FIHA: Autonomous Fine-grained Hallucination Evaluation in Vision-Language Models with Davidson Scene Graphs¶
Conference: ACL 2025
arXiv: 2409.13612
Code: https://github.com/confidentzzzs/FIHA
Area: Hallucination Detection
Keywords: Hallucination Evaluation, Large Vision-Language Models, Davidson Scene Graph, LLM-free Evaluation, Fine-grained Evaluation
TL;DR¶
This paper proposes FIHA, an automated, fine-grained hallucination evaluation framework that requires neither LLMs nor human annotations. By extracting entities, attributes, and relations from images and descriptions to generate Q&A pairs, and introducing Davidson Scene Graphs (DSG) to model inter-question dependencies, the authors construct the FIHA-v1 benchmark to comprehensively evaluate the hallucination levels of mainstream Large Vision-Language Models.
Background & Motivation¶
Large Vision-Language Models (LVLMs) such as LLaVA and MiniGPT-4 have demonstrated powerful capabilities in visual understanding. However, they commonly suffer from hallucination issues, where models may describe non-existent objects, incorrect attributes, or inaccurate relations in images. Accurately evaluating the degree of model hallucination is crucial for improving model trustworthiness.
Limitations of Prior Work: Current hallucination evaluation methods face two core challenges:
Neglecting dependencies between questions: Existing methods evaluate each question independently, but in reality, logical dependencies exist between questions. For example, if a model incorrectly answers "Is there a bicycle in the picture?", answering dependent questions such as "What color is the bicycle?" becomes meaningless.
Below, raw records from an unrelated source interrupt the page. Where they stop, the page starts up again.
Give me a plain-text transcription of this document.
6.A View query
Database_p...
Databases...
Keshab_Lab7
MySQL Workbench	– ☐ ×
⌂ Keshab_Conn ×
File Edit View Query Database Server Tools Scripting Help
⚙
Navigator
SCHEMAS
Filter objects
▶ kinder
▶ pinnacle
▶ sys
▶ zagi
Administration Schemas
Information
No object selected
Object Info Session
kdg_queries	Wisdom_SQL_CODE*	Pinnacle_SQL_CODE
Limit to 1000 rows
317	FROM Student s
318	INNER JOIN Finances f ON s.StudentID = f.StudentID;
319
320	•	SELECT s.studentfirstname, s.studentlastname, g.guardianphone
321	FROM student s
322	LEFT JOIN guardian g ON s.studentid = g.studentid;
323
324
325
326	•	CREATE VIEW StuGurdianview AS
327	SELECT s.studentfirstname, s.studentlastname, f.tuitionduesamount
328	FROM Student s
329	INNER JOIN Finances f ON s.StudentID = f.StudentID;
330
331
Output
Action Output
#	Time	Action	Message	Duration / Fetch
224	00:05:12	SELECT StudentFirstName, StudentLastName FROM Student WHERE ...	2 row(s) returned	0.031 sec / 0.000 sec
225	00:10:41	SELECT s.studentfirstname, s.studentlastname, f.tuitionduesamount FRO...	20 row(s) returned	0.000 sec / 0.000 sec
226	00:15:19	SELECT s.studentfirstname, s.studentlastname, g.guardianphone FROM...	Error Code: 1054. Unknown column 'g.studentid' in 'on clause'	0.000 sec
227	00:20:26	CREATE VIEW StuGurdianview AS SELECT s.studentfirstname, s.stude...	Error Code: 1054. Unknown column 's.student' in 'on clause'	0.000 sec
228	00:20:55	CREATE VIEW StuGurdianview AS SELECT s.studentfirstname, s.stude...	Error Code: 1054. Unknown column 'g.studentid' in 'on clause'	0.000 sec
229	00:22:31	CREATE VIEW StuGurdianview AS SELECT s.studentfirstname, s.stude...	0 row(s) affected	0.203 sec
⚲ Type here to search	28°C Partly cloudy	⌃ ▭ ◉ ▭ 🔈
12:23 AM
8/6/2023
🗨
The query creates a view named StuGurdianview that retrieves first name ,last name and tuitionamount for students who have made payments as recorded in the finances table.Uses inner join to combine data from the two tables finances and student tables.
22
Ignoring such dependencies leads to unreliable evaluation results, as weaker models might achieve artificially inflated scores by guessing dependent questions correctly.
Reliance on expensive human annotation or LLMs: Most existing benchmarks require human annotation (e.g., AMBER) or rely on LLMs to generate Q&A pairs (e.g., Hal-Eval), resulting in high costs and poor scalability.
Key Challenge: There is a need for an evaluation framework that comprehensively covers multiple hallucination types (objects, attributes, and relations) while remaining low-cost and reliable.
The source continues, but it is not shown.